For data and ML leads, this reframes synthetic data as part of the testing stack, not just a data acquisition strategy. If your org is shipping agentic workflows, you will need repeatable evaluation harnesses. Synthetic data can supply structured scenarios, but only if you can demonstrate that the scenarios are representative and that the scoring is meaningful.
The governance angle also changes: evaluation datasets may include sensitive schemas or business logic even if they don’t include personal data. Treat these as high-value assets.
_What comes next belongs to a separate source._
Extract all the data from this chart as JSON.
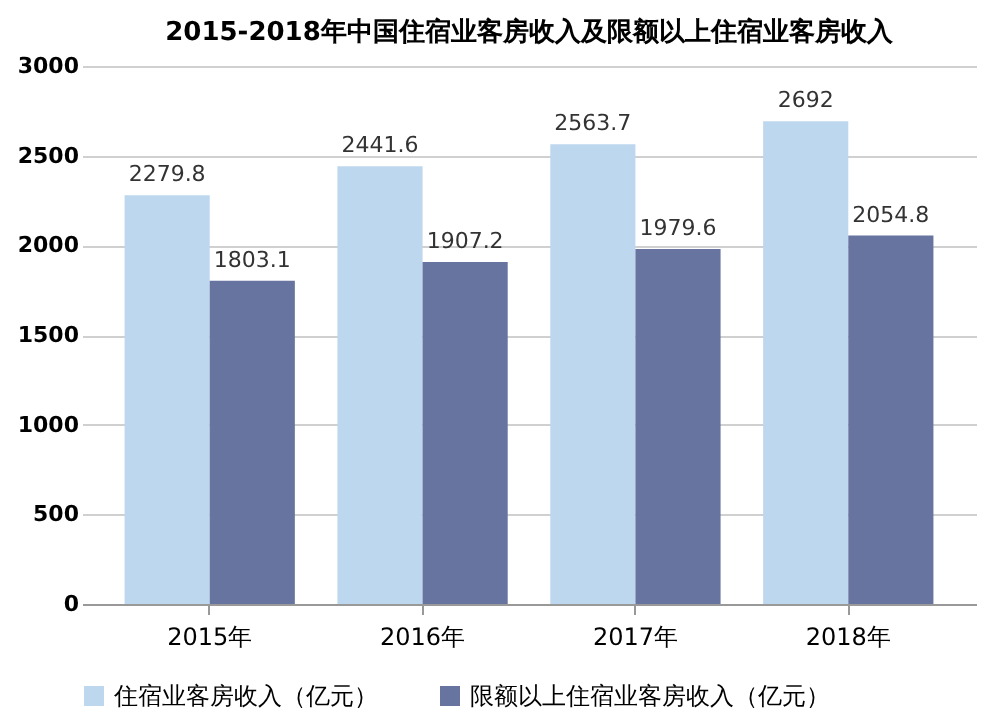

The question becomes: who can generate them, who can access them, and how do you prevent evaluation leakage into training in ways that inflate metrics?
- RAG/agent evaluation frameworks standardize around synthetic test suites with explicit coverage maps (retrieval, grounding, tool use, safety), not single aggregate scores.
- Policy emerges separating “synthetic-for-eval” from “synthetic-for-train” to reduce metric gaming and clarify auditability.
Compliance and trust: “synthetic” isn’t a free pass
The adoption narrative often emphasizes privacy benefits. That can be true—synthetic data can reduce exposure to direct identifiers and limit the need to move raw customer records. But compliance professionals will increasingly push for evidence that synthetic outputs don’t leak or memorize sensitive information from source datasets used to fit generators.
Practically, teams should expect to document: (1) what real data was used to train or calibrate the generator, (2) what privacy tests were run (e.g., membership inference risk assessments, nearest-neighbor similarity checks), and (3) what access controls apply to both the generator and the generated datasets. If synthetic data becomes the default for customer data sharing, then the bar for auditability rises accordingly.
There’s also a reputational component: if synthetic customer data is used in product decisions, analytics, or model training, stakeholders will ask whether it reflects real customer behavior or a “cleaned-up” approximation that hides bias and underrepresents edge populations. Utility validation isn’t optional; it’s how you avoid building confident systems on convenient fiction.
- Regulators and auditors start treating synthetic data programs as part of the organization’s broader data processing activities, requiring similar documentation and controls.
- Internal model risk teams add synthetic-data-specific requirements: leakage testing, representativeness checks, and sign-off gates before deployment.